O projeto de lei em estudo, nos termos do art. 1º, pretende criar a “Política Estadual de Incentivo à Compostagem dos Resíduos Orgânicos do Processamento de Alimentos em todas as unidades de restaurante popular estadual e nas escolas da rede pública estadual de educação”. A seguir, estabelece que o composto orgânico resultante da compostagem será destinado a projetos de agricultura familiar, hortas comunitárias e à conservação da jardinagem em ambientes públicos estaduais.

A proposição determina que os órgãos responsáveis pela execução desta política tomarão providências conjuntas direcionadas à produção do composto orgânico e à logística da coleta dos resíduos orgânicos processáveis e da distribuição do produto final para atender a seus objetivos. Prevê também a colaboração de empresas, entidades civis sem fins lucrativos e órgãos públicos diversos mediante a doação e o transporte de material orgânico tecnicamente apropriado para compostagem, segundo as normas técnicas aplicáveis e a regulamentação da lei.

Sobre os aspectos jurídico-constitucionais, observamos que o projeto de lei cuida de matéria que envolve questões relacionadas a saúde, meio ambiente, produção, consumo, recursos naturais e poluição, incluindo-se, portanto, entre aquelas de competência legislativa concorrente e de competência administrativa comum, nos termos dos arts. 23, II e VII, e 24, VI e XII, da Constituição Federal.

No plano nacional, as normas gerais sobre a matéria se encontram dispostas na Lei Federal nº 12.305, de 2010, que “institui a Política Nacional de Resíduos Sólidos”. Esta lei foi suplementada pela Lei nº 18.031, de 2009, que “dispõe sobre a Política Estadual de Resíduos Sólidos”.
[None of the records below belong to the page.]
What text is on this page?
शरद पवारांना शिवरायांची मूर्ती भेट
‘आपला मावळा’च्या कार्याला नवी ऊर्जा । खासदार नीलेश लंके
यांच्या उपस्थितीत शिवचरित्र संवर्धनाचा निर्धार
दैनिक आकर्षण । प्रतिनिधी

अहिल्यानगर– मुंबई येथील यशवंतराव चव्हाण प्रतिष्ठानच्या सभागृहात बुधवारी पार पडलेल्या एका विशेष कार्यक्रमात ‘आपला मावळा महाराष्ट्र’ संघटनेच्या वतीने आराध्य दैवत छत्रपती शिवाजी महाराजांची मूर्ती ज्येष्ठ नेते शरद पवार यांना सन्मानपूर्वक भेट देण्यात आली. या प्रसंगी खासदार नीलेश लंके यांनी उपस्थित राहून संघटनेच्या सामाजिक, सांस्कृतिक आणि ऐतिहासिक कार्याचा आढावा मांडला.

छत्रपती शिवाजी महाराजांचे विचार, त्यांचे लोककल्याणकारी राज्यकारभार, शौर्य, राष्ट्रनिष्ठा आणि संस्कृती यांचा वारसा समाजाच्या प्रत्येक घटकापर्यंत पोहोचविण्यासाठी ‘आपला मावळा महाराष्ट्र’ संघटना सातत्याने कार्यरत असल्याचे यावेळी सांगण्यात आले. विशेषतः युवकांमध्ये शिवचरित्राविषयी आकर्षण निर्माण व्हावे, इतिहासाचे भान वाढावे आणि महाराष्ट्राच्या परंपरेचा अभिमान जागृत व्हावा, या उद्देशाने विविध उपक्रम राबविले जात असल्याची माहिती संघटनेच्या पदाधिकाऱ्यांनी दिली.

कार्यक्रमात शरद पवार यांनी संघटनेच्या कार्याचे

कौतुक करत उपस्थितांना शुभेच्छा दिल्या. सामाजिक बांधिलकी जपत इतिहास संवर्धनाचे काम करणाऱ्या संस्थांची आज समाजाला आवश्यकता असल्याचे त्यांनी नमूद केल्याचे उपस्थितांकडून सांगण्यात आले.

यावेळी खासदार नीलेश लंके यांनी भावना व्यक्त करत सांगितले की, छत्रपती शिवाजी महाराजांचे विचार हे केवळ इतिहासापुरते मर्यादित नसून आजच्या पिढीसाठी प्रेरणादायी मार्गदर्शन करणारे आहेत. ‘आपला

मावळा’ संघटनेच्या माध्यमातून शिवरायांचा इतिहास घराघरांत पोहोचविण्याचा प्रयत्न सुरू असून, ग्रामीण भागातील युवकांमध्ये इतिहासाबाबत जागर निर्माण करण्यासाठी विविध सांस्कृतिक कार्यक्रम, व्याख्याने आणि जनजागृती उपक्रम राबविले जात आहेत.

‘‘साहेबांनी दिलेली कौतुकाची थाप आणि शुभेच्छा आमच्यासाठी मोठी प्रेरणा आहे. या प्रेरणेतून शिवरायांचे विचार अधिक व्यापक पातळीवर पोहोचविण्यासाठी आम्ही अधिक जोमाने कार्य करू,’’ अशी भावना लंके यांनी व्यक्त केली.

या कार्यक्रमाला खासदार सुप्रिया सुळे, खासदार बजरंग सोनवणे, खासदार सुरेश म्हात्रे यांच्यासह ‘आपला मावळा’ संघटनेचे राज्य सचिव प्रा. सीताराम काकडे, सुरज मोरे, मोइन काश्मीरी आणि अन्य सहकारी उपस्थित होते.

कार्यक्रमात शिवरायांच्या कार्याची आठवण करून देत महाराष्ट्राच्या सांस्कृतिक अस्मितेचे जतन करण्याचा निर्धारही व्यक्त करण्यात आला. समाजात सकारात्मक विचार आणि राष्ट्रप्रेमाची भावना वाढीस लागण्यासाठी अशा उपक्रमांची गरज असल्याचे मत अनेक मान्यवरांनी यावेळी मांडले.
Entretanto, a análise da proposição em epígrafe revela alguns dispositivos que incorrem em vício constitucional, ao violar regra de iniciativa privativa e conferir novas atribuições a órgão do Poder Executivo. As exigências contidas no projeto demandarão do poder público responsável a instituição de aparato administrativo para realização da política de compostagem. Trata-se de atividade governamental típica, sobre a qual, em razão do princípio da separação dos Poderes do Estado, não caberia lei de iniciativa parlamentar dispor.

Contudo, o projeto contém matéria que poderá amparar a formulação de uma política pública específica para esse fim.

Com o objetivo de sanar os vícios mencionados e aprimorar a proposição em exame, visando também a consolidação de nossa legislação, entendemos ser mais adequado inserir uma diretriz na Lei nº 18.031, de 12 de janeiro de 2009, que “dispõe sobre a Política Estadual de Resíduos Sólidos” e disciplina de forma mais abrangente matéria assemelhada, razão pela qual apresentamos o Substitutivo nº 1, ao final deste parecer.

Conclusão

Em face do exposto, concluímos pela juridicidade, constitucionalidade e legalidade do Projeto de Lei nº 5.303/2018 na forma do Substitutivo nº 1, a seguir apresentado.

SUBSTITUTIVO Nº 1

Altera a Lei nº 18.031, de 12 de janeiro de 2009, que dispõe sobre a Política Estadual de Resíduos Sólidos.

A Assembleia Legislativa do Estado de Minas Gerais decreta:

Art. 1º – O inciso I do art. 8º da Lei nº 18.031, de 12 de janeiro de 2009, passa a vigorar com a seguinte redação:

“Art. 8º – (…)

I – estimular a gestão de resíduos sólidos no território do Estado, de forma a incentivar, fomentar e valorizar a não geração, a redução, a reutilização, o reaproveitamento, a reciclagem, a compostagem, a geração de energia, o tratamento e a disposição final adequada dos resíduos sólidos;”.

Art. 2º – Fica acrescentado ao inciso III do art. 9º da Lei nº 18.031, de 2009, a seguinte alínea “y”:

“Art. 9º – (…)

III – (…)

y) a compostagem dos resíduos orgânicos do processamento de alimentos em todas as unidades de restaurante popular estadual e nas escolas da rede estadual de ensino e a destinação do composto orgânico resultante do processo de compostagem a projetos de agricultura familiar, a hortas comunitárias e à conservação da jardinagem em ambientes públicos estaduais.”.

Art. 3º – Esta lei entra em vigor na data de sua publicação.

Sala das Comissões, 19 de fevereiro de 2020.

Dalmo Ribeiro Silva, presidente – Charles Santos, relator – Ana Paula Siqueira – Celise Laviola – Zé Reis.